Lunchtime Must-Read: Richard Milne: Central Banks: Stockholm Syndrome

Richard Milne: Central banks: Stockholm Syndrome: “When the global financial crisis broke in 2008…

…Sweden’s central bank seemed to be one of the best-equipped to fight it. The Riksbank was led by Stefan Ingves, a former senior official at the International Monetary Fund whose expertise lay in financial crises and how to avoid them. One of its deputy governors was Lars Svensson, an expert on Japan’s long battle against deflation and a top thinker on monetary policy.

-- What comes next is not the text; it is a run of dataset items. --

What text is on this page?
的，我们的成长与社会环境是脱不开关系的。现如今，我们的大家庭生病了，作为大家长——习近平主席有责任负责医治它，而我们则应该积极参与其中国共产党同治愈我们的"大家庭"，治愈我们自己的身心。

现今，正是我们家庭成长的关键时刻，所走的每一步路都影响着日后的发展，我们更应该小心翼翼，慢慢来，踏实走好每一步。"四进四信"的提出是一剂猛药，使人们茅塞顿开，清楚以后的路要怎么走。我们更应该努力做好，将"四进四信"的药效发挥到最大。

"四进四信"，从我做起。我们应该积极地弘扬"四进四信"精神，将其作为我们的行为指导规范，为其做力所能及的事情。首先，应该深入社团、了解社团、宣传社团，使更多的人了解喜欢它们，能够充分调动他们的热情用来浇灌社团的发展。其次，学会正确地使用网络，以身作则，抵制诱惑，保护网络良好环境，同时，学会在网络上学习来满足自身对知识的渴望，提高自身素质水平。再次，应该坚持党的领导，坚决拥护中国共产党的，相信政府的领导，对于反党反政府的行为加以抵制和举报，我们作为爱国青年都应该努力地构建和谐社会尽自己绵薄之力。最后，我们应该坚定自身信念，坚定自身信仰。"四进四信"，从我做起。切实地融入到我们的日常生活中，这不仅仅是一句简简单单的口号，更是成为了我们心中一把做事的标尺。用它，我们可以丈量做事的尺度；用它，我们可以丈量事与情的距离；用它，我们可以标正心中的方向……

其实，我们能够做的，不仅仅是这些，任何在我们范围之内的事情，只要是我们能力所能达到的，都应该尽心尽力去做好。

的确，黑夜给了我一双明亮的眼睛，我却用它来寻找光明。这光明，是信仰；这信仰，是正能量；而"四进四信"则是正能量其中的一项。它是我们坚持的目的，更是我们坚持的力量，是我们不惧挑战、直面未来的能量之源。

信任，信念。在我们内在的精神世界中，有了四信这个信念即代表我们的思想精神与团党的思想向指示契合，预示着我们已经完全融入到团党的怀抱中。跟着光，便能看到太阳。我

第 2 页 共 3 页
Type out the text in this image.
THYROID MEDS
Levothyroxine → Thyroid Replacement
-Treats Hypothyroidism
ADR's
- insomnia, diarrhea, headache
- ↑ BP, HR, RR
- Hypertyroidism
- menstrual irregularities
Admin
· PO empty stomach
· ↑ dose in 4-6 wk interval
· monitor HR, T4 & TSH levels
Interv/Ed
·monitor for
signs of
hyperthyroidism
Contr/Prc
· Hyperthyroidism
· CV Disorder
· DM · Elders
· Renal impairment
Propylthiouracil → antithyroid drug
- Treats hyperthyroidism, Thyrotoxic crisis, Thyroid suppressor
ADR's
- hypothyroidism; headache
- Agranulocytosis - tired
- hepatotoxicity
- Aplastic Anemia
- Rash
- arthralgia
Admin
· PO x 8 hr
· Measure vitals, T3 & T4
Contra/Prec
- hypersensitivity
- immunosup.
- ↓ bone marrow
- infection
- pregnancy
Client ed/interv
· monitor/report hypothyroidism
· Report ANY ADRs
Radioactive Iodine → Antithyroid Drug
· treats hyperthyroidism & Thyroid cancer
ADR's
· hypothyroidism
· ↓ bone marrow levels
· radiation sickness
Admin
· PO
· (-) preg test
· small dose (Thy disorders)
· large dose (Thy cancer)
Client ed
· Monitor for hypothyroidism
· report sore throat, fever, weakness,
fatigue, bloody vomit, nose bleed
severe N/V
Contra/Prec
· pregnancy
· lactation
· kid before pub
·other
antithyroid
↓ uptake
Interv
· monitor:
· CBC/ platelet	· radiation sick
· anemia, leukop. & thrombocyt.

With these credentials, the two men seemed ideally suited to guide the Riksbank’s policy through the turmoil…. At first, they found common ground as the Riksbank cut interest rates in 2009 to 0.25 per cent, their lowest level since its founding in 1668. But for the next two years, the duo clashed bitterly…. The Riksbank’s decision in 2010 to start raising rates–an idea Mr Svensson firmly opposed – has transformed the Swedish central bank from a small but respected institution to a cautionary tale for central banks worldwide. ‘Sweden has done an experiment the whole world is interested in’, Mr Odendahl says. ‘What should we do when monetary policy should be accommodative but there are financial risks? The Swedish lesson is that tightening policy prematurely isn’t the answer’…

Both at the time and in retrospect, it seems completely unclear just why Ingves thought it was time to tighten interest rates back in 2010. The arguments just seem to make no sense whatever. They still do not.